PROJECT WORK: Intervention Study & Synthesis

Tiny Prompts to build Big Relationships

Overview

Over a course of 5 days, we text prompted our participants from the diary study to contact the relative they hoped to keep in touch with more often. We decided to focus on college students who want to keep in touch with their family members on a more regular basis.

Pre-Interview & Setup

As part of our pre-intervention interview, we asked participants for when they had downtime this week (so we can text them during downtime) as well as 5 reasons they hoped to stay in touch with their family member (so we can remind them of their words in our text prompts). For the sake of consistency across participants, we pre-wrote encouraging text prompt templates for each day

Synthesis 

Despite the varying nature of relationships (grandparent, sibling, difficult relationship), we were able to see a significant increase in contact frequency due to this intervention. As you can see in the Data & Key Findings charts below, every single participant increased contact frequency with their selected relative. This led to other feedback loops in our System Map, such as relatives beginning to initiate contact to reciprocate. 

Highlights

Participants found the personalization really effective – by prompting them during their downtime, using messages that they helped generate (they sent us reasons why they wanted to keep in touch at the beginning of the study), and adding content suggestions (we would ask them to text their relative a photo of Lake Lag, for example), we minimized friction and helped them feel like the prompting was a human, custom-made solution that worked. In one case, one participant felt particularly rewarded when their sister initiated contact first at the end of the study, meaning their efforts had paid off in just a short period of time.

Lowlights

Some participants found the frequency of every day prompting to be overwhelming, as their initial goal was to contact their relatives at most once a week. We did daily prompts due the short nature of this study, but for the actual app we’d likely adjust the frequency based on user preference – potentially at 2X their desired frequency (2 prompts a week rather than 5 prompts a week for weekly users) to make sure they’re amply reminded but it doesn’t get annoying.

Other Considerations

A confounding variable was Lunar New Year, as the holidays is traditionally a time for cross-border family members to call and catch up with each other. This is interesting for our study because 2 participants cited the timing as an impetus for them to begin keeping in touch with their family members regularly. This is also similar to our findings in our longitudinal study, which suggests that the timing of our product may matter to deliver the most effective results.

Data & Key Findings

Here is an overview of our participant data from each day.

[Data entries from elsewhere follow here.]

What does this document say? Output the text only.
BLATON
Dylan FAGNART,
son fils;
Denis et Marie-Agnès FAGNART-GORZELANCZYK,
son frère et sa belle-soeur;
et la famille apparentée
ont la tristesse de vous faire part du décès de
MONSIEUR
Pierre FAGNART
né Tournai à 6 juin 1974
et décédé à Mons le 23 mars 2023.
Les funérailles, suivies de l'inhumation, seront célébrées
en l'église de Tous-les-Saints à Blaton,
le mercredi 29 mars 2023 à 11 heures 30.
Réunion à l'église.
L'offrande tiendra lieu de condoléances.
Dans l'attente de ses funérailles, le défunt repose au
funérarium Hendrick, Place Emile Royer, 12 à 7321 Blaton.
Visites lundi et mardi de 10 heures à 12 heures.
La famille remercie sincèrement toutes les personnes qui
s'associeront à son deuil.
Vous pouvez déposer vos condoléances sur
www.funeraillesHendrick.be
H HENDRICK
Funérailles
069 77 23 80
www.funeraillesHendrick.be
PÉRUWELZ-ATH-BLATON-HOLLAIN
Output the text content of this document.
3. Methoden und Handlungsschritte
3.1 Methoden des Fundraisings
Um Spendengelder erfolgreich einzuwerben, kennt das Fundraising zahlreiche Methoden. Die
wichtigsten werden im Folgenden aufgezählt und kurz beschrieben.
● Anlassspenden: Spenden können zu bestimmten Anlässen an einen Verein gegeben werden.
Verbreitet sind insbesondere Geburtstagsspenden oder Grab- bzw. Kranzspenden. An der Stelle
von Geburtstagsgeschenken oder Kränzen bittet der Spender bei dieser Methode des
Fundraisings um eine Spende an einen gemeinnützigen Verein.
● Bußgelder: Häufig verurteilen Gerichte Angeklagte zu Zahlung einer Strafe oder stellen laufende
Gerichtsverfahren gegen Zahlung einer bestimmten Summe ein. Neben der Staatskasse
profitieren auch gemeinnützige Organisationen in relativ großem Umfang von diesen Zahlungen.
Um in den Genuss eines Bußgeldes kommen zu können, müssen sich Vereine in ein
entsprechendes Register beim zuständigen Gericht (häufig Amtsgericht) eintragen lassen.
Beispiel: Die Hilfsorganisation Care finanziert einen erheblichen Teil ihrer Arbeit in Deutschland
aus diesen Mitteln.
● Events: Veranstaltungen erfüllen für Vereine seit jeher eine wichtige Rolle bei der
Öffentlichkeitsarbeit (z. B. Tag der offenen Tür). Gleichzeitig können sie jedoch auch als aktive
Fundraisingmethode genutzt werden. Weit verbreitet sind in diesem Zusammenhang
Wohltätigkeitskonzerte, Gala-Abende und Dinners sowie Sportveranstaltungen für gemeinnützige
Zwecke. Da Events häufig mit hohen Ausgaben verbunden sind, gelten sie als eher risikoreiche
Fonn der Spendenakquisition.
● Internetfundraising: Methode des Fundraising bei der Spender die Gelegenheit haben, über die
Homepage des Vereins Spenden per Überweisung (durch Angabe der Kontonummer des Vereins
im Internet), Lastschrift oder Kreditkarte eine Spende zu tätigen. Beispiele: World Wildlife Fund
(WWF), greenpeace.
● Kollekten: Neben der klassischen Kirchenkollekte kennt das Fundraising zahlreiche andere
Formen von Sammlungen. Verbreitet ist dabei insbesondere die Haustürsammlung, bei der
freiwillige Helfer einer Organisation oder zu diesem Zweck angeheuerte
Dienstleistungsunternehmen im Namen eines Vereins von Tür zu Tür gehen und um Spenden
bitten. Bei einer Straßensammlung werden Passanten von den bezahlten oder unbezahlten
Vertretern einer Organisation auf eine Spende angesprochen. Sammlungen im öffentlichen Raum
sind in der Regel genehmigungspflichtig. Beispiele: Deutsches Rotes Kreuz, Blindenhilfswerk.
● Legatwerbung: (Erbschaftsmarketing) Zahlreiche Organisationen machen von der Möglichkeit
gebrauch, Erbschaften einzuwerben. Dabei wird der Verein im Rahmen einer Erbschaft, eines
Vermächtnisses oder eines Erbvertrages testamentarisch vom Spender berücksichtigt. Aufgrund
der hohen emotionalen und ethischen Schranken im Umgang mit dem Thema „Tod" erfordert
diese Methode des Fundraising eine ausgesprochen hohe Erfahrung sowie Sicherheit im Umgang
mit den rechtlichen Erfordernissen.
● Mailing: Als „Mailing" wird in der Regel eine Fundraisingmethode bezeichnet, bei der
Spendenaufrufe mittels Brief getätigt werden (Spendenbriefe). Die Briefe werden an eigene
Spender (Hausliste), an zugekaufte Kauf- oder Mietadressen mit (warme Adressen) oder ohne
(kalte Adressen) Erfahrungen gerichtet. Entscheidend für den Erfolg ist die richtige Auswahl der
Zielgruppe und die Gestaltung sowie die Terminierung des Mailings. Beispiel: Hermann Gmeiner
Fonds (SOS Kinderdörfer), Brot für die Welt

Here are our key findings from doing the intervention study and our post-study interview surveys.

System Map

Here are behavioral loops we found.

Next Steps

We’re going to further analyze this data and see how we might continue to emphasize positive feedback loops while reducing negative ones. We’re also considering a few product name ideas, such as InTouch and Closer, and perhaps using technologies such as Twilio to help automate our prompting since it ended up being a high manual load on the team this week.